Мой земляк махнул рукой:
–А, обронил я его где-то, то ли возле самолета, когда влезал в него, то ли у рыбаков, которые меня подобрали в море. А, черт с ним, одним словом…
Через несколько минут я наблюдал, как Соколов вылез с Ванюшкой из лодки на том берегу, что-то поковырял в лодочном моторе перевозчика и, судя по жестикуляции рук, дал ему какой-то технический совет касательно мотора, помахал затем мне на прощание и двинулся в сторону миллеровской фермы, расположившейся в лесистых предгорьях Аппалачей.

7.
В недрах Кремлевских подвалов находится палата. Покоятся в ней драгоценности и ценные минералы. Кучкой лежат алмазы. Побольше кучка – алмазы якутские, чуть поменьше – уральские. Совсем небольшая – алмазы поморские. Сверкают, переливаются спектральными цветами.
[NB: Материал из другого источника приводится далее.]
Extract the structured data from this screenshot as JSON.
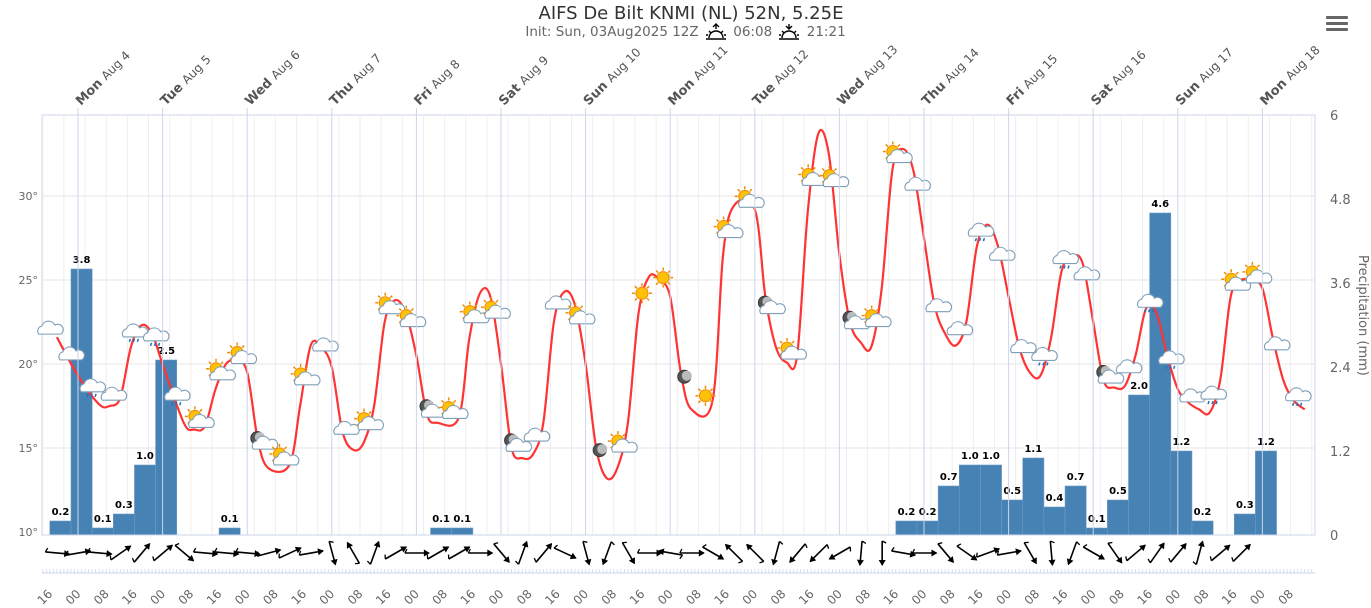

В отдельной витрине лежат знаменитые алмазы. «Шах». Получен за убитого в городе Тегеране Александра Грибоедова. «Орлов». Проворовался граф Орлов, и на казенные деньги преподнес своей властительнице этот алмаз, чтобы загладить вину, вроде как подарок от себя.
Сверкают золотые самородки. «Большой треугольник», 36 килограмм. Найден на одном из притоков реки Миасс на Урале, в 1842 году, крестьянином Никиткой Сюткиным. Плачено за него, кто говорит, почти четыре с половиной тысячи рублей, кто - тысяча двести, ассигнациями. Но все равно много. Гуляла вся деревня. Никитка же впоследствии спился, за что был взят в волость и порот розгами, для острастки. «Лошадиная голова», 14 килограммов. Если посмотреть сбоку - и впрямь, как лошадь, человеческая фантазия. А рядом ещё одна фантазия, маленький самородочек, грамм на двадцать, похожий на озлобившегося черта. Найден был на одном из приисков Колымы оперуполномоченным Поганкиным, на месте побега опасного преступника. Негодяй угнал самолет в сторону Америки, но, говорят, не долетел, сволочь, фашист недобитый, упал в океан. Самолет списали. Самородок же взвесили, опечатали и спецпочтой отправили в Москву. По причине удивительного сходства назван «Мефистофелем». Покоится теперь «Мефистофель» за пуленепробиваемым стеклом витрины. Дерзко вздернут подбородок на недовольном лице, в вечной злобе застыло оно за то, что вытащили на свет Божий, не дали довершить свое тёмное, страшное дело.